Hi Marc! Thank you for the excellent article! It sheds new light on the antibodies and how they affect the overall symptoms. I’ve been digging into all possible info about this disease since I was diagnosed this summer. The endo and gp weren’t very helpful though. I was given L-Thyroxin to take till I die! lol! Strangely, I have been feeling worse since I started taking it and developed so much muscle pain in my arms.I had the joint stiffness before, but now together with the muscle pain, it’s so frustrating as I can’t do my daily routines.
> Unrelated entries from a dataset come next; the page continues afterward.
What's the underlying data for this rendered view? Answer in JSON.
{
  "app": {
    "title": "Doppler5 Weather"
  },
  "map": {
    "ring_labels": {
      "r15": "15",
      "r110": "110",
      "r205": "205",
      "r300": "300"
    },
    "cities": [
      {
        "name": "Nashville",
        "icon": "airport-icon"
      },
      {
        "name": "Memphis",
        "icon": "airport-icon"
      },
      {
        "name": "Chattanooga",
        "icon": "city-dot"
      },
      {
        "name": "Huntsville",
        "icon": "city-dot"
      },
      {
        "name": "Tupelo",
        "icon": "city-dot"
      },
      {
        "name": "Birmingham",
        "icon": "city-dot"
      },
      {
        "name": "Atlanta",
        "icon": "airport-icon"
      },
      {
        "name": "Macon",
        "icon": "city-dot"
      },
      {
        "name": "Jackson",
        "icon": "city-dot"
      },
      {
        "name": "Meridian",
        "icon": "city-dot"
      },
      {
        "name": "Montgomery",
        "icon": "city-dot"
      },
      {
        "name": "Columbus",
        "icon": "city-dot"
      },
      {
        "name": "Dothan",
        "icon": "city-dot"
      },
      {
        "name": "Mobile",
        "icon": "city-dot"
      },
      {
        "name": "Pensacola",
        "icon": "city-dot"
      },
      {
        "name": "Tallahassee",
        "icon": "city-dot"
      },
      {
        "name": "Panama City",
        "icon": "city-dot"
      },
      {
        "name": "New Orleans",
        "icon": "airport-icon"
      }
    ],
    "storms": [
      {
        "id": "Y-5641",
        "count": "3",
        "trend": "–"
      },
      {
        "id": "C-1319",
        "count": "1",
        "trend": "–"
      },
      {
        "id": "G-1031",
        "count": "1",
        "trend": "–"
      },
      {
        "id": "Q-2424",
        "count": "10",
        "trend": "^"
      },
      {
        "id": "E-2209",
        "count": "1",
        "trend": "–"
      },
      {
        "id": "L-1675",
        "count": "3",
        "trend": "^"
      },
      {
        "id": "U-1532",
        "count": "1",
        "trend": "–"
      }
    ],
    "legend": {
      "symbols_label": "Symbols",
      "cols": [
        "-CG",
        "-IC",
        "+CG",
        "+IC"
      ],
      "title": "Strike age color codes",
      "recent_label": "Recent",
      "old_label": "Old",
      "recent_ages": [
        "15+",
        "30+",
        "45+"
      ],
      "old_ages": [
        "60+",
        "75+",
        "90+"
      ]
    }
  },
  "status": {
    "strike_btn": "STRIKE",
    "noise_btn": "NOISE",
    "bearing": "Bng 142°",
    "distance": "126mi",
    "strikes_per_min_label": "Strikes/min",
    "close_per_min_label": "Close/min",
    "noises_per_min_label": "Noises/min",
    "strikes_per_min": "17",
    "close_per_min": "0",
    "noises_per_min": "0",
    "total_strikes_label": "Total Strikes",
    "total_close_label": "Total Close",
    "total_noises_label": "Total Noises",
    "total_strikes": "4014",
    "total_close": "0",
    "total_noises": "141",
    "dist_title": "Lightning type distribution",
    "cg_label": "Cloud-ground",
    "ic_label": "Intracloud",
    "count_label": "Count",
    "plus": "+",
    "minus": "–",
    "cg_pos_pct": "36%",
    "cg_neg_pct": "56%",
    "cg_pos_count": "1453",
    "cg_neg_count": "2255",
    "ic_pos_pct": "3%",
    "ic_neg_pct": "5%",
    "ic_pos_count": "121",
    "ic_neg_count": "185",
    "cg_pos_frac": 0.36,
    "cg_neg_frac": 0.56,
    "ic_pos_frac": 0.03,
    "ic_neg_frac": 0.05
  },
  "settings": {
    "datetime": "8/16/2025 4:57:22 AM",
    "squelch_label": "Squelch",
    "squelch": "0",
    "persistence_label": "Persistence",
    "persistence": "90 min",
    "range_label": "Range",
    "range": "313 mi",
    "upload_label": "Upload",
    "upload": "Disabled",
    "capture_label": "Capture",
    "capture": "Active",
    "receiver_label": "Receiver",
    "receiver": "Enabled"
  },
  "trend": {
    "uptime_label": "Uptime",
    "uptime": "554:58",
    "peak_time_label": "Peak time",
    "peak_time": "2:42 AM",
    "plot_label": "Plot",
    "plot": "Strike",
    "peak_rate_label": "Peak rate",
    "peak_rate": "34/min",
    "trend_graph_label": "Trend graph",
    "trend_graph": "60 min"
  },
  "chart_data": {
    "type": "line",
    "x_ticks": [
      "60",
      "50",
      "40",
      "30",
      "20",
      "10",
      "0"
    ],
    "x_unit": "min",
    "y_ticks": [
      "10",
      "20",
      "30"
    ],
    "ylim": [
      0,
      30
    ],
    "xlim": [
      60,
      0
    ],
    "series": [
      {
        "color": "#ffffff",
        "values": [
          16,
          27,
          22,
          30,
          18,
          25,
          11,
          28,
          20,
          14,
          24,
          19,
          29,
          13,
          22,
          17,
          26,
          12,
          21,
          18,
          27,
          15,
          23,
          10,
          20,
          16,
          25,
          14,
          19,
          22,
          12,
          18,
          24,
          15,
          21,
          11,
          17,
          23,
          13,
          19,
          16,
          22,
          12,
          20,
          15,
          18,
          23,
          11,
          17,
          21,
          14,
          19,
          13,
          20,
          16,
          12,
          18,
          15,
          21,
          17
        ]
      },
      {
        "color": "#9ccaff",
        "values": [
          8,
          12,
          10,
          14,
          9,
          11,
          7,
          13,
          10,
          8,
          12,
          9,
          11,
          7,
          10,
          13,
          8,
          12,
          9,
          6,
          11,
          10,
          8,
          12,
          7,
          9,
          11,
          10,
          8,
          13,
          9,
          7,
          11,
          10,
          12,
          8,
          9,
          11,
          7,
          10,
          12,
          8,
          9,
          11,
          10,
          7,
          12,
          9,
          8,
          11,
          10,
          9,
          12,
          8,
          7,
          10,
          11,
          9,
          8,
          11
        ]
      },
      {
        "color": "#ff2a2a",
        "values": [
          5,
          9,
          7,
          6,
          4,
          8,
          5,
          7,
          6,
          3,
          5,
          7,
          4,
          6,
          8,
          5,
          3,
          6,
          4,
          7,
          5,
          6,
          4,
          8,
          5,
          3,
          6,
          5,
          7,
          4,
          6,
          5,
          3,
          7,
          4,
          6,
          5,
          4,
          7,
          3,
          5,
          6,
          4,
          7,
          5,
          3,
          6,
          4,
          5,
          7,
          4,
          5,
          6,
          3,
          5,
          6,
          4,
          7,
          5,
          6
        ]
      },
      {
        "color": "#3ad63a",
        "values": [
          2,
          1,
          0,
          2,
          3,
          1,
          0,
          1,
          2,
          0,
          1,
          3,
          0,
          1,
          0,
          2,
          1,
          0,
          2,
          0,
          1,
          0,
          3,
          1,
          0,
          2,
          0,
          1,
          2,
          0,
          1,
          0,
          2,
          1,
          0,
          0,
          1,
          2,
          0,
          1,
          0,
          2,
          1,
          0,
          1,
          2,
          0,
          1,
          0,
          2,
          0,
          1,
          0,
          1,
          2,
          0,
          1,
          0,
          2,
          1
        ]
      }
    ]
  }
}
Apparently, I have lots of inflammation, despite going on GF, dairy free and soy free diet. My question is: Is it safe if I take NSAID like iboprofen or diclofenac. With them the pain goes away, but I don’t think they are good for the digestive system and can cause leaky guts. I also take turmeric, but don’t know how much I should take (just 2 a day as it is recommended on the bottle). Your article gave me very good advice on what I should target, but still don’t have an idea how to organise my supplementation. The endo prescribed me only selenium and vit D3.
Thank you in advance and looking forward to your next article!

    Marc Ryan says

    Hi Sissy,

    Thanks for reaching out! You really have to be cautious about not overdoing NSAIDs for precisely the reasons that you mentioned: leaky gut and also they can be hard on the liver and the kidneys. For some people, a more restrictive diet is sometimes necessary (Check out the Autoimmune Paleo approach). Also, you have to look at the health impact of other things in your life. How stressful is your job or relationship, etc. because stressful life events can cause autoimmune flare ups, as well. It’s sometimes more about lifestyle modifications, like diet and stress than it is with supplements.